Lue was the obvious name as Rivers’ associate head coach on the Clippers bench, and a young, championship-winning head coach. Van Gundy was more surprising given his absence from the NBA sideline for over a decade. As it turns out, only one of those coaches is on the current Clippers list: Lue. Plus, the organization has a couple of new targets in mind.
Malika Andrews of ESPN reported that Bucks assistant coach Darvin Ham will be interviewing for the L.A. head coaching job. Adrian Wojnarowski followed that news with the report that Golden State associate head coach Mike Brown has already interviewed with the Clippers.
Golden State assistant Mike Brown had a head coaching interview with Clippers in recent days, sources tell ESPN. Clippers are meeting with multiple candidates. Assistant Ty Lue is still in a strong position there, per sources. https://t.co/Isu1on587e— Adrian Wojnarowski (@wojespn) October 6, 2020
Ham is a former player whose NBA career ended in 2005, though he persisted in the G League through 2008. He started coaching as an assistant in the G League immediately afterwards and spent his first year on an NBA bench in 2011, incidentally under Brown with the Los Angeles Lakers as a player development coach. Ham spent two seasons with the Lakers before moving to Atlanta under head coach Mike Budenholzer, who he followed to Milwaukee. Fun fact: the Hammer pass is named after Ham.
Ham has been a regular on Kevin Arnovitz’s annual list of all the names on the coaching market, and Arnovitz explains why:
Darvin Ham would command the instant respect of current players with his voice and manner as a hard-nosed NBA vet. He also brings a strong development background as a longtime assistant to Budenholzer, who offers an annual clinic in the art of team building and management.
Brown is a more known quantity after being the head coach for two teams in three separate stints. He coached the LeBron James Cavaliers teams during James’ first Cleveland stint. Brown then moved to L.A. where he lasted all of one year and five games before getting fired. He then made it back to the Cavaliers for one season before getting axed once more when James decided to return.
Brown has been a coach in the NBA almost nonstop since 1997, serving as an assistant in Washington, San Antonio, and Indiana before earning his first head coaching job. He took a two-year break after the Cavaliers let him go before resurfacing with the Warriors in 2016. Fun fact about Brown: He is also the head coach of the Nigerian national team, which could really be a force if Spencer Dinwiddie and/or Bam Adebayo choose to naturalize and play for the team.
The Clippers are in no hurry to complete this process, though it stands to reason that if they wanted to hire Lue, they would have done so already. It is interesting that they are considering an inexperienced head coach, and that said coach is not Sam Cassell. The current reporting makes it unclear if the Clippers have a particularly type of coach in mind for this hire, but it will be the most important decision they make this offseason, so they have to get it right.
More news for Wednesday:
- Chauncey Billups is reportedly getting a sit-down interview for the Pacers head coaching job. It’s worth noting that Ham is also in the running for that position.

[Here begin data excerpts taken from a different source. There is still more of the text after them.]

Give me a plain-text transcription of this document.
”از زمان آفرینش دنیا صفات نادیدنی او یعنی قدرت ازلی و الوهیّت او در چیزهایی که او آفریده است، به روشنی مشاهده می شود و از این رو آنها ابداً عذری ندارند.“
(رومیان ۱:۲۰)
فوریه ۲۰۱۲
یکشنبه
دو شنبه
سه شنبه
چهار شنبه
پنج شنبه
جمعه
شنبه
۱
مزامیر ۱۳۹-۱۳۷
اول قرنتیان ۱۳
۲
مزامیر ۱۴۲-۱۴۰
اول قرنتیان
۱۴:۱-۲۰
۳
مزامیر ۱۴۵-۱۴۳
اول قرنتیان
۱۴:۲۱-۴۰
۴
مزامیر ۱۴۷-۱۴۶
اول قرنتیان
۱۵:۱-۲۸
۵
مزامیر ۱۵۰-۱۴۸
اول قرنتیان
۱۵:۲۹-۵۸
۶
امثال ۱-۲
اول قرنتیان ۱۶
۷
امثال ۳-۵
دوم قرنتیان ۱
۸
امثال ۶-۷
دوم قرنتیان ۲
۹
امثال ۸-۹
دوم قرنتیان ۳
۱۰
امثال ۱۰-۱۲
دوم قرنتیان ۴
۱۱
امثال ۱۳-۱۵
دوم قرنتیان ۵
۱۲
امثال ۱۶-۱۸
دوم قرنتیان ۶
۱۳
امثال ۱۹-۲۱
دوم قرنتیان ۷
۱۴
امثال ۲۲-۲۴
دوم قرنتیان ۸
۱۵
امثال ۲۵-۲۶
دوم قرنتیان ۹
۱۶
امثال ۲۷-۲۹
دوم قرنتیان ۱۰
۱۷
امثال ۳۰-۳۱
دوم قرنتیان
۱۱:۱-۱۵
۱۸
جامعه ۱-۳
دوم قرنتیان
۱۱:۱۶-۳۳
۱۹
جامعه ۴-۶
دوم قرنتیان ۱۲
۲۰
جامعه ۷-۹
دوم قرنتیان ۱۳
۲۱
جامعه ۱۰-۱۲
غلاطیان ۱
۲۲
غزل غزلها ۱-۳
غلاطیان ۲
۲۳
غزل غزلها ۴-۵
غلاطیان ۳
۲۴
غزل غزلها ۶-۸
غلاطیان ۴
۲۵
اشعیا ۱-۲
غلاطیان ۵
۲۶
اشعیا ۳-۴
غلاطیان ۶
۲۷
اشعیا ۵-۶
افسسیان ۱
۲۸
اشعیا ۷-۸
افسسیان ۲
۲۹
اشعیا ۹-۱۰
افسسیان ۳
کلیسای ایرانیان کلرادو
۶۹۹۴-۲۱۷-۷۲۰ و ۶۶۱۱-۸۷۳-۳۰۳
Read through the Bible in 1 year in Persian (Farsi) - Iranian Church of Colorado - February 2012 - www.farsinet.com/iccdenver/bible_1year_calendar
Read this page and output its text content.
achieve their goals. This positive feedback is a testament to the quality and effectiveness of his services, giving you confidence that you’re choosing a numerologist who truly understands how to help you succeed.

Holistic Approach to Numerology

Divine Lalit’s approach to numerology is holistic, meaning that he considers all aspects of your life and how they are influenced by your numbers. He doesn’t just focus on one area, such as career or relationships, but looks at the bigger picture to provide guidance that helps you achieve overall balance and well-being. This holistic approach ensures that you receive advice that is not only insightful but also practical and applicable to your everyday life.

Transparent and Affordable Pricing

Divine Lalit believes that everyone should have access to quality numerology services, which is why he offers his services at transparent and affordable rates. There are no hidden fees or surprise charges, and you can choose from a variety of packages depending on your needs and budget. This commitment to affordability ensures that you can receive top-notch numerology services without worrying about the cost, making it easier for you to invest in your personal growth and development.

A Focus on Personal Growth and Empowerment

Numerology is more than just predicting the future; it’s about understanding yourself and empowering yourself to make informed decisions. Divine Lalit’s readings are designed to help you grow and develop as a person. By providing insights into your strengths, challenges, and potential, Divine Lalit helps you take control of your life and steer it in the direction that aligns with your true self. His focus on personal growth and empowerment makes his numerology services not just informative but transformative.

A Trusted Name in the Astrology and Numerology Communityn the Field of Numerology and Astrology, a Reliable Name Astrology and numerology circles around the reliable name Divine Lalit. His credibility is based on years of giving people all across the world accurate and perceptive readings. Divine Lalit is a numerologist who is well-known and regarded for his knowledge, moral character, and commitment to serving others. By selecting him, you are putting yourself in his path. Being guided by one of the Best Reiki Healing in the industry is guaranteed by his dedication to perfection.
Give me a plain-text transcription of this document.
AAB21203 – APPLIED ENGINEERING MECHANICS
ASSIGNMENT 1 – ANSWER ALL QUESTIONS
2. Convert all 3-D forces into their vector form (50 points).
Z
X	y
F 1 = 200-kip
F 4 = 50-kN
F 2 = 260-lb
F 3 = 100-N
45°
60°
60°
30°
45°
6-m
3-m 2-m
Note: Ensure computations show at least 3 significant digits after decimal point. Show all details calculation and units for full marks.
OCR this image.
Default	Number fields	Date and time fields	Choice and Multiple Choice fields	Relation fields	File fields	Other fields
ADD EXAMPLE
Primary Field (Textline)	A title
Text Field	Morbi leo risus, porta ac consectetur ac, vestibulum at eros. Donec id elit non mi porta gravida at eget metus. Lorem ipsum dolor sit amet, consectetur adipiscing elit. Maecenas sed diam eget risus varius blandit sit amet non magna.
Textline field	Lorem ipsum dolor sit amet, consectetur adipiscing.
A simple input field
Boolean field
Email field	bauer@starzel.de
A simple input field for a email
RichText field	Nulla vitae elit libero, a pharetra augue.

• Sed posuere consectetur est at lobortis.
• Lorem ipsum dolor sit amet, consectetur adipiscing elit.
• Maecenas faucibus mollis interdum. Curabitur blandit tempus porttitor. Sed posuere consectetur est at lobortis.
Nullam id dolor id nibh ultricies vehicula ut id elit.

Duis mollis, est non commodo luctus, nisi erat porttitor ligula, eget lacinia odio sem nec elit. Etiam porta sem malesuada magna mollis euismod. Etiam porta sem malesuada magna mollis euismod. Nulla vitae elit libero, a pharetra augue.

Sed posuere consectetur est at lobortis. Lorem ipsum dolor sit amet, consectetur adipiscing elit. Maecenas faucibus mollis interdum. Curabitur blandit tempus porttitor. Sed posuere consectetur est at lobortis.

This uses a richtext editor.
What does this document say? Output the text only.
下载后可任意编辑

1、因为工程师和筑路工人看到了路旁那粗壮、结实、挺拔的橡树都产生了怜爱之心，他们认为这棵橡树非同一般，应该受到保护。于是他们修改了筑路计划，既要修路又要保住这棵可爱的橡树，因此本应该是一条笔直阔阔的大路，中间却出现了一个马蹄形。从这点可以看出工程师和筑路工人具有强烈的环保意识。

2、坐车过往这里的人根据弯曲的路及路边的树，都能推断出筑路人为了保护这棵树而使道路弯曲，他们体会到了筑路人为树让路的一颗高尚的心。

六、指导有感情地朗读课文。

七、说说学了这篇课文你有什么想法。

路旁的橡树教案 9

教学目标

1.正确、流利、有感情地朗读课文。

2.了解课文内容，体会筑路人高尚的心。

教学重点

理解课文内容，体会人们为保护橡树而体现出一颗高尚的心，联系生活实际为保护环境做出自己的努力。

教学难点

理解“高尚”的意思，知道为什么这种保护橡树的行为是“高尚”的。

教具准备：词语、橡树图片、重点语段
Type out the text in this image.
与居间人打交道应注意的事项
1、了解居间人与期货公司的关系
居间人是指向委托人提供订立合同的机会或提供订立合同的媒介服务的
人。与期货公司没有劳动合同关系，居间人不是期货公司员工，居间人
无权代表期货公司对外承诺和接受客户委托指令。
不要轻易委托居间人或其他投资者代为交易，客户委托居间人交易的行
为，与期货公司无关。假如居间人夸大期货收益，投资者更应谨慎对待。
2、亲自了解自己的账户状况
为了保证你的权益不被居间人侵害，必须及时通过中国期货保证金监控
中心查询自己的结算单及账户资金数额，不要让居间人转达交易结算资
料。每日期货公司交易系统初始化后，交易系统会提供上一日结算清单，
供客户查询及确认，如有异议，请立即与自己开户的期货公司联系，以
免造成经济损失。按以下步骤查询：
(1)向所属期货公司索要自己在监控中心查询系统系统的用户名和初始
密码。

- Joe Biden quoted Doc Rivers’ remarks about the Jacob Blake shooting during the former Vice President’s speech at Gettysburg.
- Congrats to the Seattle Storm, who won the team’s fourth championship in franchise history by sweeping the Las Vegas Aces in the WNBA Finals. Breanna Stewart was the Finals MVP, but Sue Bird remains an ageless wonder.
- Brendon Kleen has a great profile on ESPN’s Holly Rowe, the lone reporter who provided on-site coverage from the WNBA bubble.
- Ben Falk examines just how much front offices should take away from bubble performances.
- Michael Pina researched how NBA players were impacted by contracting COVID-19.